Luisierella

Scientific classification
- Kingdom: Plantae
- Division: Bryophyta
- Class: Bryopsida
- Subclass: Dicranidae
- Order: Distichiales
- Family: Timmiellaceae
- Genus: Luisierella Thér. & P.de la Varde

= Luisierella =

Genus of mosses

Luisierella is a genus of mosses belonging to the family Timmiellaceae.

It was in the family Pottiaceae but due to molecular phylogenetic analysis in 2014, it was placed in Timmiellaceae.

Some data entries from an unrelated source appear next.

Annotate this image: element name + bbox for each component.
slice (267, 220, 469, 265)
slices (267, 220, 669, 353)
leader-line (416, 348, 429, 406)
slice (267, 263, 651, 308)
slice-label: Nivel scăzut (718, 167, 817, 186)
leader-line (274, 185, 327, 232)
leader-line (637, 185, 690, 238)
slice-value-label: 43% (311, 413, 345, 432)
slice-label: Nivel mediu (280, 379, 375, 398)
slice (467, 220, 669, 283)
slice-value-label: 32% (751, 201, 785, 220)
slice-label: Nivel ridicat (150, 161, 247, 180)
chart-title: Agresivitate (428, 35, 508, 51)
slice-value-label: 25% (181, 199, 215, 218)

The genus has almost cosmopolitan distribution, found in the United States, Mexico, West Indies, Central America, South America and in Asia.

Species;
- Luisierella barbula Steere, 1945
- Luisierella pusilla Thér. & P.de la Varde
- Luisierella stenocarpa Bizot & Thér.Bruch & Schimp.

The genus name of Luisierella is in honour of Alphonse Luisier (1872–1957), (Swiss born) Portuguese clergyman and botanist (Bryology).

The genus was circumscribed by Marie Hypolite Irénée Thériot and Robert André Léopold Potier de la Varde in Bull. Soc. Bot. France vol.83 on page 73 in 1936.